Sex tape rocks party
A videotape showing a top ethnic Chinese politician engaging in illegal sex acts has resurfaced, causing a rift in his party that could rock the ruling coalition, already weakened by electoral losses. A split in the Malaysian Chinese Association (MCA) party, the second biggest component of the ruling National Front coalition, bodes ill for the government whose popularity has plummeted in recent months. The fighting is between MCA President Ong Tee Keat and his deputy and rival, Chua Soi Lek, who has acknowledged being the person in the videotape that first surfaced in 2007 showing him having sex with a woman other than his wife.

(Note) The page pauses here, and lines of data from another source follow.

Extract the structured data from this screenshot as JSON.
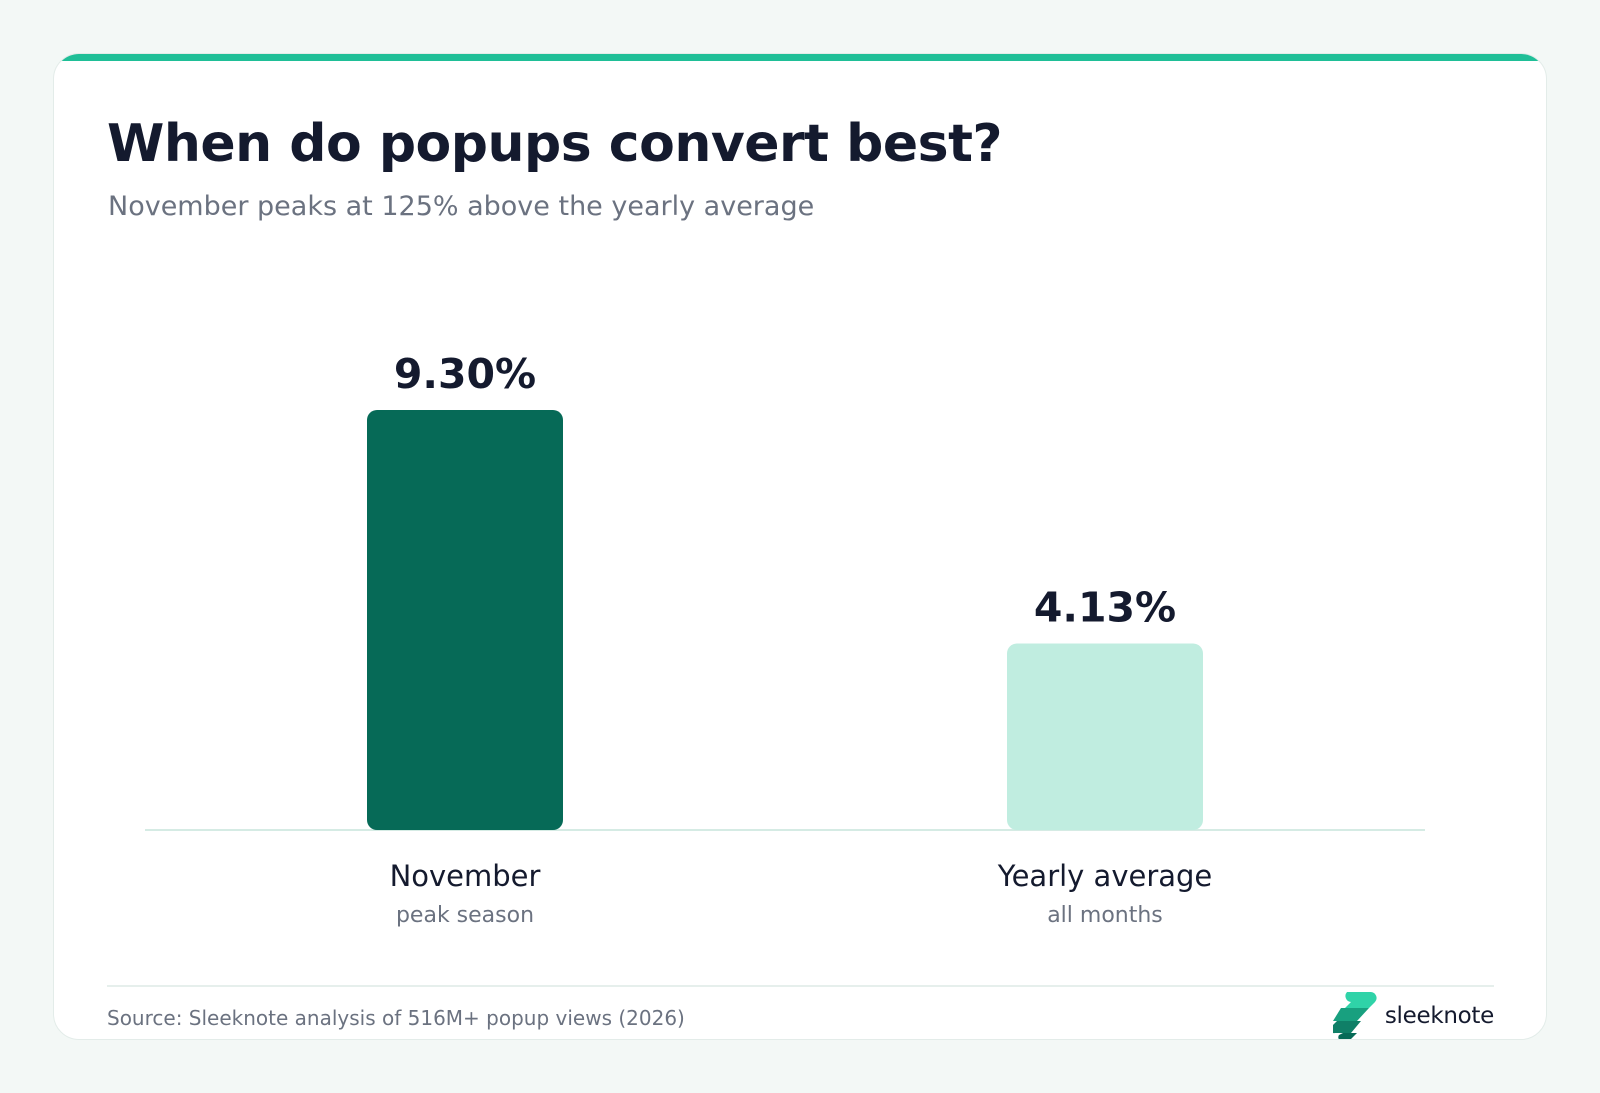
{
  "header": {
    "title": "When do popups convert best?",
    "subtitle": "November peaks at 125% above the yearly average"
  },
  "chart_data": {
    "type": "bar",
    "categories": [
      "November",
      "Yearly average"
    ],
    "category_subtitles": [
      "peak season",
      "all months"
    ],
    "values": [
      9.3,
      4.13
    ],
    "value_labels": [
      "9.30%",
      "4.13%"
    ],
    "bar_colors": [
      "#066a57",
      "#c0ede0"
    ],
    "title": "When do popups convert best?",
    "subtitle": "November peaks at 125% above the yearly average",
    "xlabel": "",
    "ylabel": "",
    "ylim": [
      0,
      9.3
    ],
    "grid": false,
    "legend": "none"
  },
  "footer": {
    "source": "Source: Sleeknote analysis of 516M+ popup views (2026)",
    "brand": "sleeknote"
  },
  "colors": {
    "accent": "#1fbf97",
    "dark_green": "#066a57",
    "light_green": "#c0ede0",
    "text_dark": "#141a2e",
    "text_muted": "#6b7280"
  }
}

On Monday, police questioned Chua for allegedly engaging in oral sex — or “carnal intercourse against the order of nature” — which is illegal in Malaysia.
Immolation bid injures two
Two of three people who set themselves on fire in Beijing suffered serious, but non-life-threatening injuries, state media reported yesterday, revealing that one was a woman. The report by Xinhua news agency gave no other information on the identities or motive of the trio in Wednesday’s incident, beyond a police statement that they came to Beijing to petition over an unspecified personal grievance. It gave no information on the third person, whom the China Daily said was believed taken into custody. Xinhua had originally said they were all men.

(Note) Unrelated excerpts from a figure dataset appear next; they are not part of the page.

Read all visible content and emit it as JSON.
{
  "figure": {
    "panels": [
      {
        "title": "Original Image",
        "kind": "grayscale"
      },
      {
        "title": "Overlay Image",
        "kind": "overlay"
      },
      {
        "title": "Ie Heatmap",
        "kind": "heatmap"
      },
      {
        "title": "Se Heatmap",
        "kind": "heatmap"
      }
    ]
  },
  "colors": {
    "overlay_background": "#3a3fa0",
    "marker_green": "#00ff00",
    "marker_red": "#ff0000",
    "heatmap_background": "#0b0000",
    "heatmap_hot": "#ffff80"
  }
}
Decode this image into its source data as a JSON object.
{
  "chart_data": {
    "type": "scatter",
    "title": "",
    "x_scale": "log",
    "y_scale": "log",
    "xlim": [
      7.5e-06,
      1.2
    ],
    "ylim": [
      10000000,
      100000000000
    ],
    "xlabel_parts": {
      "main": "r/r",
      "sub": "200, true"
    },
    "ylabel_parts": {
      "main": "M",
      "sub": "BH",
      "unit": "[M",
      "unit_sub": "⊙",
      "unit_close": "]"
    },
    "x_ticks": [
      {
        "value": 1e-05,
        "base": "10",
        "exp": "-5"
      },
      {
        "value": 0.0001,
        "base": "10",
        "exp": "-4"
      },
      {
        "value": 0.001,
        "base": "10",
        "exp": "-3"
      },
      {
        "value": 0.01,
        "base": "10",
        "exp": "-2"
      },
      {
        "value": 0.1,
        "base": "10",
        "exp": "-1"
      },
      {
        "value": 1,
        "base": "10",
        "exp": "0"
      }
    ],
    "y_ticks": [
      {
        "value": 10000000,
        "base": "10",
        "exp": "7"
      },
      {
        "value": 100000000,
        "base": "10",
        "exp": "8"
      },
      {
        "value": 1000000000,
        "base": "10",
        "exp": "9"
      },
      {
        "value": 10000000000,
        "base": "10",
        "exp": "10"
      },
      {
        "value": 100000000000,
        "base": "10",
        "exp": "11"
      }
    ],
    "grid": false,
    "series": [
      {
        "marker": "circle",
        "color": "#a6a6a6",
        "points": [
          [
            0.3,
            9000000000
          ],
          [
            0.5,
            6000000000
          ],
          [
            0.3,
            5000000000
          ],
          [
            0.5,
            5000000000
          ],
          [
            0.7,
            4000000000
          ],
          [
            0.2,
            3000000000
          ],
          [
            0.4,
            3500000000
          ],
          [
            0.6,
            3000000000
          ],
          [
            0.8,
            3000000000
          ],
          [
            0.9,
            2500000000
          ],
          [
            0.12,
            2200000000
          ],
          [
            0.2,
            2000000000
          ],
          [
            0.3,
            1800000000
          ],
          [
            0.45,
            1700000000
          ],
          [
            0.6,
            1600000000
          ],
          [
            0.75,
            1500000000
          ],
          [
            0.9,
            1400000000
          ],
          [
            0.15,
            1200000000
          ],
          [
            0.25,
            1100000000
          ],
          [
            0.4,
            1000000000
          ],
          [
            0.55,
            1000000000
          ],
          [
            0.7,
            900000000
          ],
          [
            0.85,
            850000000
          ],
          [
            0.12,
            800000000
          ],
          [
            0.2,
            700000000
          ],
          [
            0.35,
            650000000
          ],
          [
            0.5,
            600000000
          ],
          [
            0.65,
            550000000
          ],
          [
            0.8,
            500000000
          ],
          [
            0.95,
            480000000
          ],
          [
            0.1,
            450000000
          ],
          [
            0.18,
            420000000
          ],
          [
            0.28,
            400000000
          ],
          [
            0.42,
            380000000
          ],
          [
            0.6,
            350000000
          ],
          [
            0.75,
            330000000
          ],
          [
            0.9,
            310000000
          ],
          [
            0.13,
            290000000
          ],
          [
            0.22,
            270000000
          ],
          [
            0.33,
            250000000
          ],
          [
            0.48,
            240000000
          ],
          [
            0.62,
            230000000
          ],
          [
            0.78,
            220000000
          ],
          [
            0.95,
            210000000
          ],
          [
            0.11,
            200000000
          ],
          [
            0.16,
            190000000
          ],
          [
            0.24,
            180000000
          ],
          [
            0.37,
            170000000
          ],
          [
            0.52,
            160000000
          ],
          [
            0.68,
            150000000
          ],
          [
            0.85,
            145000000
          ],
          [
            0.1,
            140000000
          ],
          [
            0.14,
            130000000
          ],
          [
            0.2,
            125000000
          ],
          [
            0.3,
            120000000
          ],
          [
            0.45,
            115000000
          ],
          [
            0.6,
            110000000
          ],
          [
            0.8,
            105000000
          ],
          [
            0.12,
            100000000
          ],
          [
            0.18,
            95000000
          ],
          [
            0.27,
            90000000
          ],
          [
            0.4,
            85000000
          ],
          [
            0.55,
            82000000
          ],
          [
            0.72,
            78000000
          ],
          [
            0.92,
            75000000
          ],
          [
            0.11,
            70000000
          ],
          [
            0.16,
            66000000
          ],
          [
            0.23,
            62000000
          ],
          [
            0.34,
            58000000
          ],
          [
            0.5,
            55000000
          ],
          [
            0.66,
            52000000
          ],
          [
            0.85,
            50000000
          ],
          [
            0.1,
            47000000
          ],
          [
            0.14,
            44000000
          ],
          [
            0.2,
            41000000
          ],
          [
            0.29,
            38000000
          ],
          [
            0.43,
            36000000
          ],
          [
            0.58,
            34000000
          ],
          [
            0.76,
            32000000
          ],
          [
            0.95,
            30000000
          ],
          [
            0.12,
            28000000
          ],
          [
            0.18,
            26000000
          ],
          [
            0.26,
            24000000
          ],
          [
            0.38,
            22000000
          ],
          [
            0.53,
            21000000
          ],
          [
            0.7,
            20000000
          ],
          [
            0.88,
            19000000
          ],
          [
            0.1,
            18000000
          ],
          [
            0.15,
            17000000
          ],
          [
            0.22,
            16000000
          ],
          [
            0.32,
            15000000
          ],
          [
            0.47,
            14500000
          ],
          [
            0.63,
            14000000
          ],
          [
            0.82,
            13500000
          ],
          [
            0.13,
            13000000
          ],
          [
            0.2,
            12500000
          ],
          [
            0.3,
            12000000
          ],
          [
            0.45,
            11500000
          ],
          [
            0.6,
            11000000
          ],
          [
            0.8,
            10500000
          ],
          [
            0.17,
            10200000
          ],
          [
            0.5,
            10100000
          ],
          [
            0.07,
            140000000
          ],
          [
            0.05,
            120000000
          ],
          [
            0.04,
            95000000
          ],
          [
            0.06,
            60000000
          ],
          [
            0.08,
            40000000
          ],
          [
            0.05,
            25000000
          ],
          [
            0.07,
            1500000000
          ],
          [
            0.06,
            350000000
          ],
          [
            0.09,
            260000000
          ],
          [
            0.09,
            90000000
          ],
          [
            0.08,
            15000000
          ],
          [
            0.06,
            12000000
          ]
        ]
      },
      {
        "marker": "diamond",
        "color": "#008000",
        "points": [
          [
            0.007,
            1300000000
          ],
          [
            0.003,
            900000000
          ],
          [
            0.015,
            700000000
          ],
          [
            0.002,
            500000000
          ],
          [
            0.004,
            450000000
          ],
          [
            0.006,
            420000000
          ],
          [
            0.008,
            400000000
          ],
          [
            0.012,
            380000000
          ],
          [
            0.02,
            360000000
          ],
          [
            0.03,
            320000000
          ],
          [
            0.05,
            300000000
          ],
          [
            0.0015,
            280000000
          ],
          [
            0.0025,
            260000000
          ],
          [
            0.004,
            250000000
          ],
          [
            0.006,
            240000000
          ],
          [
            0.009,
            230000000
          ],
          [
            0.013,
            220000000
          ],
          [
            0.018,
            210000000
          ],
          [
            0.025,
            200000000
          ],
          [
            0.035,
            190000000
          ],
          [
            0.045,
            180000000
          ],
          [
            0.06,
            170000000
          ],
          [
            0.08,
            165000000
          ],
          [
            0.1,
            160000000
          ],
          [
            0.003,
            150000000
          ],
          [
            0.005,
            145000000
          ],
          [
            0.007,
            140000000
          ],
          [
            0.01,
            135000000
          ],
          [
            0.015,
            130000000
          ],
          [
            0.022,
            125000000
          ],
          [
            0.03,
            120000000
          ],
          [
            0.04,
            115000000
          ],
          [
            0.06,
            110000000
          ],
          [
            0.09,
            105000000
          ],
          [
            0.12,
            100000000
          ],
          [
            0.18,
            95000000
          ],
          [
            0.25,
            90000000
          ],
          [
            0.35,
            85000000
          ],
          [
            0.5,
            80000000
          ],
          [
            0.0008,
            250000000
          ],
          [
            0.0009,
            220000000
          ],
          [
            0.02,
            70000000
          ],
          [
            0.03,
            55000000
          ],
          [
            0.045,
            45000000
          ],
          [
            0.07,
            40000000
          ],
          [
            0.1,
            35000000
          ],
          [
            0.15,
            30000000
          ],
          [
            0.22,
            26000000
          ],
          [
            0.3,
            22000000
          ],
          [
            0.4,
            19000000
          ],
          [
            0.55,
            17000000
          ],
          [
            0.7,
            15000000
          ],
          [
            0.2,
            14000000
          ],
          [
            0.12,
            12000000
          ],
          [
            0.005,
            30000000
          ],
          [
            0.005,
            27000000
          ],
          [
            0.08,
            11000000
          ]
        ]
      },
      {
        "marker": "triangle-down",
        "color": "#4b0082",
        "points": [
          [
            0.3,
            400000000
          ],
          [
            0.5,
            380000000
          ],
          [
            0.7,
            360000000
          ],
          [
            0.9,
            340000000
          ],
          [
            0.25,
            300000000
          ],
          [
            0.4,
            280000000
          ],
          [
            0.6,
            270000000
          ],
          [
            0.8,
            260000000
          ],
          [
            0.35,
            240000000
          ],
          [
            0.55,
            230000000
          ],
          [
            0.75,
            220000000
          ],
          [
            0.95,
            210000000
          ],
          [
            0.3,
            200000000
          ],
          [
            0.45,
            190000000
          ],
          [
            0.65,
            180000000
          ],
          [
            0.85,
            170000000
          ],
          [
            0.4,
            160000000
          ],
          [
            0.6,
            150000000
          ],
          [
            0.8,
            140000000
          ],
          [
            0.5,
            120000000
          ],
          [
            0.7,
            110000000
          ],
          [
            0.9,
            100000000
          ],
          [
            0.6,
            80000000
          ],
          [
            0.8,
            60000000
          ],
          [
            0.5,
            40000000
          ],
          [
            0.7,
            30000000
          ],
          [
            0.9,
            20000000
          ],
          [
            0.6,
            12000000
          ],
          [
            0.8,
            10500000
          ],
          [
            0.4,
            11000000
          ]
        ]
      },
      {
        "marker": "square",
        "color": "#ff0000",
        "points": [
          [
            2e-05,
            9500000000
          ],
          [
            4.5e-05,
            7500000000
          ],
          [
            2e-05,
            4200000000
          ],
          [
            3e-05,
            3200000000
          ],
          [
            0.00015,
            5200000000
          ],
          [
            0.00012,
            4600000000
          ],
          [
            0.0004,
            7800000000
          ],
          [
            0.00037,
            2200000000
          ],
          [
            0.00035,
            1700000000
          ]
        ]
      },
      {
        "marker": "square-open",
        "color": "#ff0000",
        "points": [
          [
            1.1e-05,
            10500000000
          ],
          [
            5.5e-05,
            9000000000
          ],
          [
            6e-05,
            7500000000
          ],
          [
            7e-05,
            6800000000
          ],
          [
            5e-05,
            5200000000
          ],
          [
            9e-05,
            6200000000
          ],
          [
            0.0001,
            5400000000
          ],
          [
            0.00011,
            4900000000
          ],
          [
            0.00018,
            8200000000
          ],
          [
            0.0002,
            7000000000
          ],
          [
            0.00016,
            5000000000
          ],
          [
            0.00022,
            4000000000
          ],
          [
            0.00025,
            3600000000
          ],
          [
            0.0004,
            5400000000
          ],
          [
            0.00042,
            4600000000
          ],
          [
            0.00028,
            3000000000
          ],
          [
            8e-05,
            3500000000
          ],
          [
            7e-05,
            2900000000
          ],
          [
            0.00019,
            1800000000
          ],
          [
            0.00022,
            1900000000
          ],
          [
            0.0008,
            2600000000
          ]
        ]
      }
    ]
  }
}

Anti-drug efforts fail: official
The global anti-drug effort is failing to effectively combat the emergence of a criminal market of “staggering proportions,” a UN official said yesterday. Antonio Maria Costa, executive director of the UN Office of Drugs and Crime, speaking to officials marking a century of international efforts to curb trafficking in opium and other narcotics, said: “We must have the courage to look at the dramatic, unintended consequences of drug control: the emergence of a criminal market of staggering proportions.” Countries have so far failed to implement anti-crime measures in a way that has had an impact, he said.
Teens addicted to phones
Cellphones are taking center stage in the lives of Japanese teenagers, who often send or receive dozens of e-mails a day while eating, attending class or even taking a bath, a survey said. Around 46 percent of middle school students and 96 percent of high school students carry a mobile telephone, the research shows. One in four school children aged 11 to 12 has one. One in five middle school students sends or receives 50 or more e-mails on his or her phone each day, according to the education ministry survey of more than 10,000 children. Of these, 7 percent said they sent e-mail more than 100 times a day.